The present study has some limitations. Being a tertiary referral hospital could have biased our findings towards more serious illness, as is reflected by the characteristics of the included patients: more than 50% of the children had a chronic underlying illness, and even in the ones that had no respiratory virus detected, signs and symptoms of serious illness were present (e.g. mechanical ventilation). Furthermore, information on bacterial co‐infection was based on cultures taken just around the time the viral sample was taken. Information on the presence of bacterial pathogens outside this timeframe was not included.

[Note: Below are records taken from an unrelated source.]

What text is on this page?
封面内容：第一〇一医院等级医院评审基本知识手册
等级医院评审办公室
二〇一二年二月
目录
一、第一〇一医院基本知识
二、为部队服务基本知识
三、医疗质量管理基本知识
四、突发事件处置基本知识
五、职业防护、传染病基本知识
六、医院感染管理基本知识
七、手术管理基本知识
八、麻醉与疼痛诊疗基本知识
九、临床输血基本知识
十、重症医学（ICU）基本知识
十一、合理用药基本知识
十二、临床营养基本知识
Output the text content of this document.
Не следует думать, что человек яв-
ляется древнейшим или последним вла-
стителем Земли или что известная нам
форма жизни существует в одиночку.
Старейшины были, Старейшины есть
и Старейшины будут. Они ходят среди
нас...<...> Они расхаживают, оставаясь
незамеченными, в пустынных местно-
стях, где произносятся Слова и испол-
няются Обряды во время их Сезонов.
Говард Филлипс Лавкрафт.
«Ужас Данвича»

Also, we had no information about the presence of so‐called atypical bacterial pathogens (e.g Mycoplasma or Chlamydophila). However, given the high prevalence of HRV infection in our study population and the expected low prevalence of atypical pathogens, we assume that this limitation does not influence the main conclusions of our study 20, 21.

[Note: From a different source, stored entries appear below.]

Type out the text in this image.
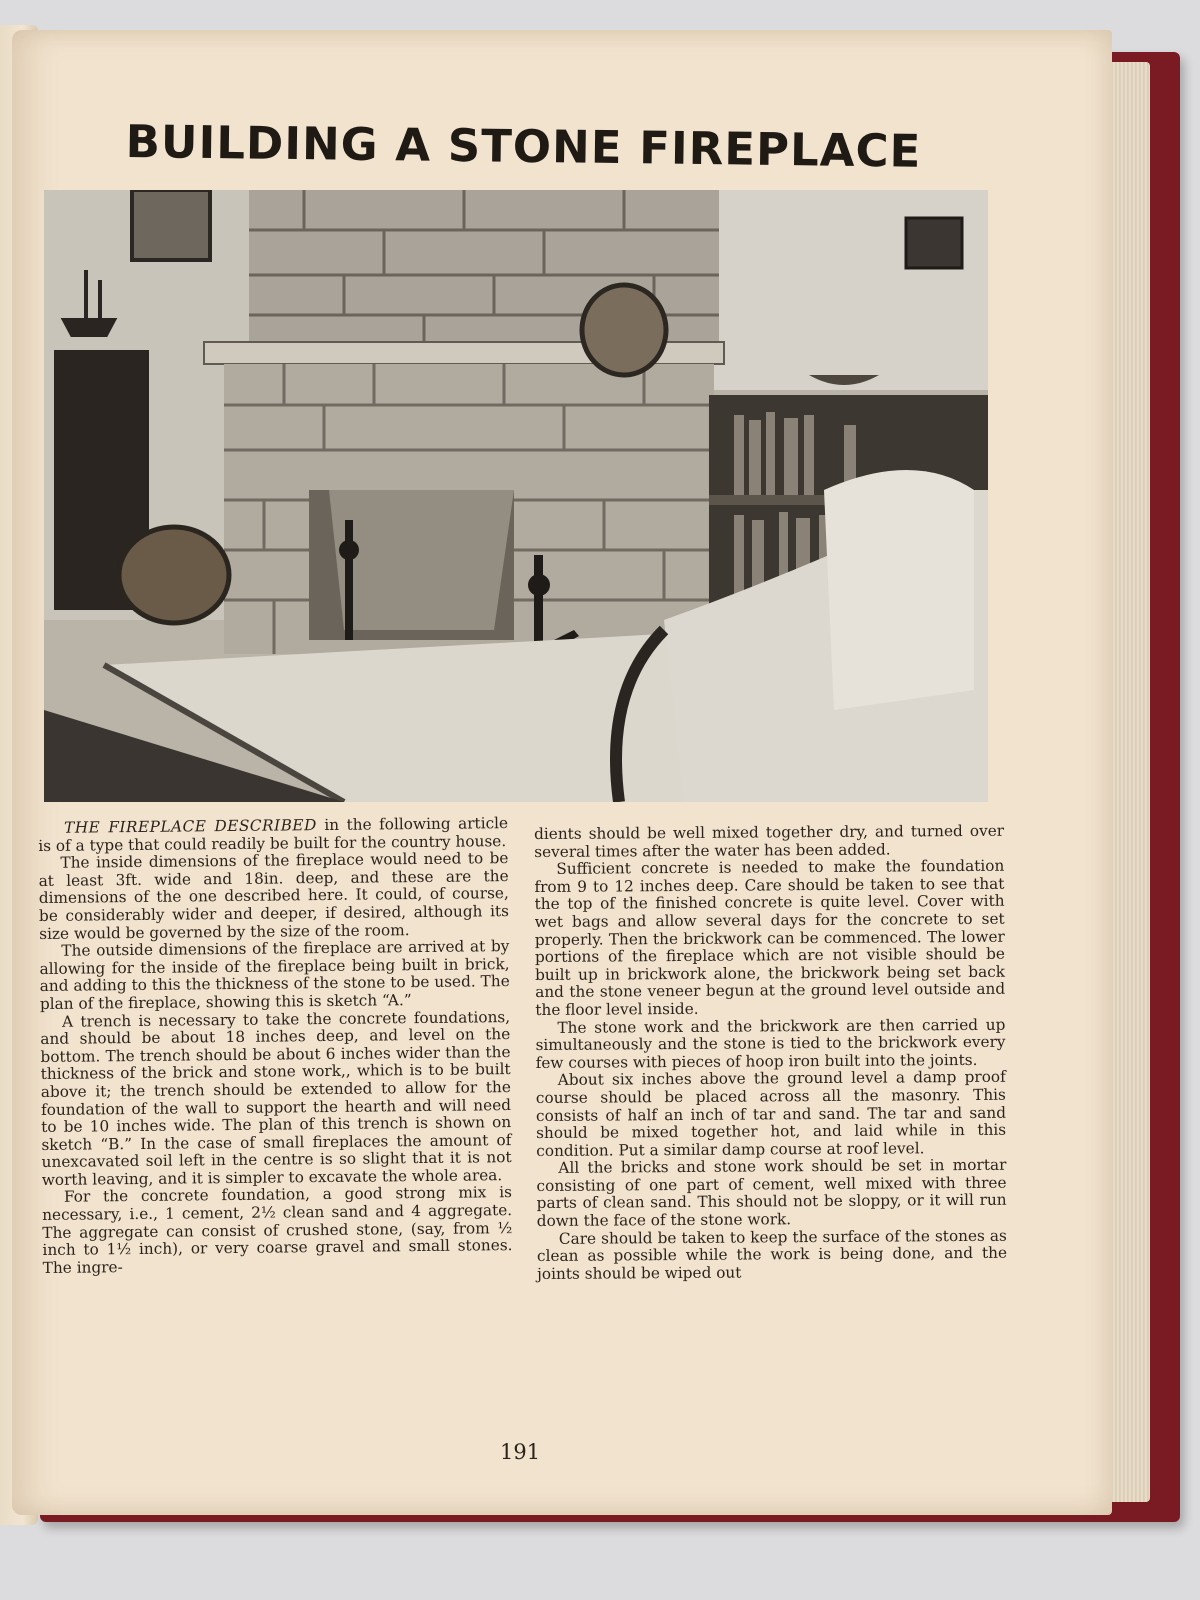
BUILDING A STONE FIREPLACE

THE FIREPLACE DESCRIBED in the following article is of a type that could readily be built for the country house.

The inside dimensions of the fireplace would need to be at least 3ft. wide and 18in. deep, and these are the dimensions of the one described here. It could, of course, be considerably wider and deeper, if desired, although its size would be governed by the size of the room.

The outside dimensions of the fireplace are arrived at by allowing for the inside of the fireplace being built in brick, and adding to this the thickness of the stone to be used. The plan of the fireplace, showing this is sketch “A.”

A trench is necessary to take the concrete foundations, and should be about 18 inches deep, and level on the bottom. The trench should be about 6 inches wider than the thickness of the brick and stone work,, which is to be built above it; the trench should be extended to allow for the foundation of the wall to support the hearth and will need to be 10 inches wide. The plan of this trench is shown on sketch “B.” In the case of small fireplaces the amount of unexcavated soil left in the centre is so slight that it is not worth leaving, and it is simpler to excavate the whole area.

For the concrete foundation, a good strong mix is necessary, i.e., 1 cement, 2½ clean sand and 4 aggregate. The aggregate can consist of crushed stone, (say, from ½ inch to 1½ inch), or very coarse gravel and small stones. The ingre-

dients should be well mixed together dry, and turned over several times after the water has been added.

Sufficient concrete is needed to make the foundation from 9 to 12 inches deep. Care should be taken to see that the top of the finished concrete is quite level. Cover with wet bags and allow several days for the concrete to set properly. Then the brickwork can be commenced. The lower portions of the fireplace which are not visible should be built up in brickwork alone, the brickwork being set back and the stone veneer begun at the ground level outside and the floor level inside.

The stone work and the brickwork are then carried up simultaneously and the stone is tied to the brickwork every few courses with pieces of hoop iron built into the joints.

About six inches above the ground level a damp proof course should be placed across all the masonry. This consists of half an inch of tar and sand. The tar and sand should be mixed together hot, and laid while in this condition. Put a similar damp course at roof level.

All the bricks and stone work should be set in mortar consisting of one part of cement, well mixed with three parts of clean sand. This should not be sloppy, or it will run down the face of the stone work.

Care should be taken to keep the surface of the stones as clean as possible while the work is being done, and the joints should be wiped out

191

In conclusion, HRVs are capable of causing serious respiratory disease in children hospitalized in a tertiary referral hospital, particularly in patients with pulmonary co‐morbidities. Nosocomial infection occurs frequently. Most notably, HRV species B may have features that facilitate transmission within the hospital. Although antiviral therapy is not yet available for patients infected with HRV, the detection and identification of these viruses could help in explaining respiratory illness. Also, identifying HRV provides opportunities for implementing timely and accurate infection control measures to prevent further transmission. Our study illustrates the value of sequence analysis not only in gaining insight into the genetic diversity of rhinoviruses, but also as a tool in defining transmission routes within the hospital and in the detection of sources of nosocomial infection.

Transparency Declaration

The authors declare no conflicts of interest.

Acknowledgements

We greatly acknowledge the contribution to this study of Monique van Linschoten, who collected all clinical data. We thank Renze Borger and Reina van der Heide for their work in optimizing the HRV PCR and performing phylogenetic analysis. Part of this work is presented at the annual congresses of the European Society of Clinical Virology and the European Society for Pediatric Infectious Diseases.